Sie ist einzige Institution, in der Staatsmacht und Parteiapparat zusammenfallen
und gerade deshalb das eigentliche Machtzentrum im totalitären
Herrschaftsapparat.
Die
wesentliche Funktion der Gemeinpolizei nach der Machtergreifung ist Arndt
zufolge die „unmittelbare Verwirklichung der totalitären Fiktion“ (872). Der
Terror hört nun auf, ein bloßes Mittel für die Beseitigung des Widerstands in und
die Bewachung der Bevölkerung zu sein, weil bereits alle Opposition liquidiert
und die Bevölkerung so organisiert ist, dass sie sich ohnehin nicht mehr rühren
kann.
„Erst in
diesem Stadium beginnt die wirklich totale Herrschaft, deren eigentliches Wesen
der Terror ist. Der Inhalt dieses spezifisch totalitären Terrors ist niemals
einfach negativ – etwa die Niederschlagung der Feinde des Regime -, sondern
dient positiv der Verwirklichung der jeweiligen totalitären Fiktion“ (874) – der
Errichtung der klassenlosen Gesellschaft im Stalinismus oder der
Volksgemeinschaft oder der Rassegesellschaft im Nationalsozialismus.

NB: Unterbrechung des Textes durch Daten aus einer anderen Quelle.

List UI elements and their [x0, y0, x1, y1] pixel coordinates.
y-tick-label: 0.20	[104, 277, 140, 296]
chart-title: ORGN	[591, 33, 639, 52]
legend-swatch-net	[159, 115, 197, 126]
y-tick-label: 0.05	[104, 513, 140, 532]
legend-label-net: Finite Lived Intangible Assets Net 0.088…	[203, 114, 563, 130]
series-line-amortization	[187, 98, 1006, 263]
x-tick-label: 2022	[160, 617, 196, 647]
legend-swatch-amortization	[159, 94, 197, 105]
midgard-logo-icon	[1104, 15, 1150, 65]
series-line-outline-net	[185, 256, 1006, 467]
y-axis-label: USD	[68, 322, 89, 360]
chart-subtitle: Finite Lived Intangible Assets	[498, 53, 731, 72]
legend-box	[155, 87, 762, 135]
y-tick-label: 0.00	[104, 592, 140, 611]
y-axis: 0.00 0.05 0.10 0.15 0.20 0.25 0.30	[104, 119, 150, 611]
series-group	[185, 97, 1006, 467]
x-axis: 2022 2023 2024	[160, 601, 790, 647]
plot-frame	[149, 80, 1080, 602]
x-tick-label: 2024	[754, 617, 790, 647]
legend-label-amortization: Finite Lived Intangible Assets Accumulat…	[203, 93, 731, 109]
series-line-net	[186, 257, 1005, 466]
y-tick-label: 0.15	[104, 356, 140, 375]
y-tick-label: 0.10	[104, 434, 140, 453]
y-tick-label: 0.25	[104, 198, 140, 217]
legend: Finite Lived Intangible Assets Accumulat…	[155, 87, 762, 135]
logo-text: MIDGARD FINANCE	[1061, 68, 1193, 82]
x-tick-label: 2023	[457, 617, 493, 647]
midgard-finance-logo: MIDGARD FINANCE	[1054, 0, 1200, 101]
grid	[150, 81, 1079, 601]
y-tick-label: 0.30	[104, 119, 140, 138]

Göring ernennt Himmler (links) zum Leiter der Gestapo (April 1934) |
Dementsprechend
ignoriert die totalitäre Polizei auch alle Unterscheidungen zwischen Feind und Freund
und versucht auch gar nicht, den geheimen Gedanken der Beherrschten
nachzuspüren. Vielmehr gehört es zu dem Wesen totalitärer Bewegungen, „ihre
Feinde in Übereinstimmung mit ihrer
bereits vor der Machtergreifung voll entwickelten Ideologie zu definieren,
und da diese Definitionen nichts mit ... den Betroffenen zu tun haben, braucht
die Polizei auch keine besonderen Erkenntnisse, um 'verdächtige Personen'
festzustellen. Die ideologisch definierten Gegner werden aus den natürlichen
oder historischen Ablaufgesetzen, deren Exekutor der totalitäre Machthaber zu
sein vorgibt, 'objektiv' errechnet. Rassisch Minderwertige sind 'objektive
Feinde' der Rassegesellschaft, genauso wie die 'sterbenden Klassen' und ihre
Vertreter (die subjektiv sich einbilden mögen, sehr gute Kommunisten zu sein)
objektive Feinde der klassenlosen Gesellschaft und objektive Helfer der Bourgeoisie
sind" (876f).
Es ist im
totalen Staat also bereits von vornherein entschieden, wer der zu Verhaftende
und Liquidierende ist. Sein wirkliches Denken oder Planen interessiert keinen
Menschen, denn sein Verbrechen ist bereits „objektiv, ohne alle Zuhilfenahme `subjektiver
Faktoren´ festgestellt" (877).
So ist in
jedem konkreten Fall das 'Verbrechen' früher als die Aufspürung des
Verbrechers. „Ist aber erst einmal objektiv entschieden, welches Verbrechen in
einem bestimmten Moment der Geschichte gerade an der Tagesordnung ist, so
müssen auch die 'Verbrecher' gefunden werden" (877f).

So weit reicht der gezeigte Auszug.